A new pressure entered Elara’s mind, softer—warmth, trust, worry for home.

Riley crouched, voice hushed. “What’s out there? What’s your planet?”

Yiri closed her eyes. In the earth with her fingertip she drew a cluster of seven stars, then beneath them, a little swirl. Then she tapped her chest again. Home—distance—loss.

For a long moment, the three sat in a circle there, every fear and promise tangled up in silence. At last, Yiri opened her fingers, showing them a patchwork of silvery leaves, beads of liquid light, and a single sliver of crystal: all parts that meant nothing to Elara or Riley, but were precious to Yiri.

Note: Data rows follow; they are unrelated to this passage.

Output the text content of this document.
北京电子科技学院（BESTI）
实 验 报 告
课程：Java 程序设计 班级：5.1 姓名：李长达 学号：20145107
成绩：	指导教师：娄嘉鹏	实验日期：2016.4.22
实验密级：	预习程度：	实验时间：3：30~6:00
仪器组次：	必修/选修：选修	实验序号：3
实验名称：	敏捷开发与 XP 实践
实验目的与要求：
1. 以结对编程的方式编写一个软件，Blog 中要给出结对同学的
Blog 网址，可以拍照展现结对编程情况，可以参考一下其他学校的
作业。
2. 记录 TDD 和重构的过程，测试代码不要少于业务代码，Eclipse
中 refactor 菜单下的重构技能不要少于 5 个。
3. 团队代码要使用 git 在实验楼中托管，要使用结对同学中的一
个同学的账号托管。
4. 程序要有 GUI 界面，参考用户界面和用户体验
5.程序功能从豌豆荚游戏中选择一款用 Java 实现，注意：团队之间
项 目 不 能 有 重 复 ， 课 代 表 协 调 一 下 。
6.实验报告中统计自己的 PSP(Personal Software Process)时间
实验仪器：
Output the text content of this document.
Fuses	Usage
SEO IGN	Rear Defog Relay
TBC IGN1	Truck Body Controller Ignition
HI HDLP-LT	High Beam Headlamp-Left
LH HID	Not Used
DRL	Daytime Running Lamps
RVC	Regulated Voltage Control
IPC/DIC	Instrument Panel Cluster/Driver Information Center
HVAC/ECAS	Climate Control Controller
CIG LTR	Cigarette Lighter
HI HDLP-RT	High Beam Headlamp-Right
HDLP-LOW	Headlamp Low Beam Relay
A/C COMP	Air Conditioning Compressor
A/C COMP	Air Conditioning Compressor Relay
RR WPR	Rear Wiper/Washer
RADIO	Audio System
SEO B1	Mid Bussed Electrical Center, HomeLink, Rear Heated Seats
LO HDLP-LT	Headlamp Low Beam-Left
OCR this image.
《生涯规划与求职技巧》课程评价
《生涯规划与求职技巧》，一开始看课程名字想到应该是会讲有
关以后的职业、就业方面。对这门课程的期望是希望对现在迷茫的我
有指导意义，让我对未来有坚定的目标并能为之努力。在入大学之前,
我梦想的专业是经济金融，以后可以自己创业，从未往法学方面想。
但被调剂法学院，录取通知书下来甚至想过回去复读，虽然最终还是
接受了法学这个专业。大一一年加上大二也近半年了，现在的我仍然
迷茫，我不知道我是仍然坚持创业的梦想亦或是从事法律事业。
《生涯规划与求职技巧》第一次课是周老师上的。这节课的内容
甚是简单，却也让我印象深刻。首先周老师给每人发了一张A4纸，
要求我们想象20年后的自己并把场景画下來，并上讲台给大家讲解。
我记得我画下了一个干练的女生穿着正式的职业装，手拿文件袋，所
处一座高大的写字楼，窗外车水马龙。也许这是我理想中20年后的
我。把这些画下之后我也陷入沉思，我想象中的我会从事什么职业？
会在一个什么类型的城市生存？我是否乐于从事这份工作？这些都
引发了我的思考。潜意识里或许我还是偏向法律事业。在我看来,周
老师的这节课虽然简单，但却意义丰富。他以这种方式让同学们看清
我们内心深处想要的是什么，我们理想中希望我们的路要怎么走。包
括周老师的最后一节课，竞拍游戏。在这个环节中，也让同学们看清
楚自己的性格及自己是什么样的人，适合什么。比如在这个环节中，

“We’ll find what you need,” Elara promised. “But we have to be fast. That man—he’s looking, and if he finds you—”

Yiri looked at each of them in turn, then nodded gravely. She pressed the metallic device into Elara’s hands once more, and for a second, the device glowed, brighter than before.

Elara swallowed, adrenaline and something like awe flushing through her. “You’re not alone now,” she said, feeling that truth settle over her heart. “We have you. We’ll help.”

In the hush of that clearing, with a friend from the stars among them, summer in Everwood had rewritten its rules. The world was bigger and scarier and more wondrous than either girl had dared imagine.

They rose as one, following Yiri’s cautious lead into the deep, green dark—each step a promise, each breath a secret, as the race against discovery began.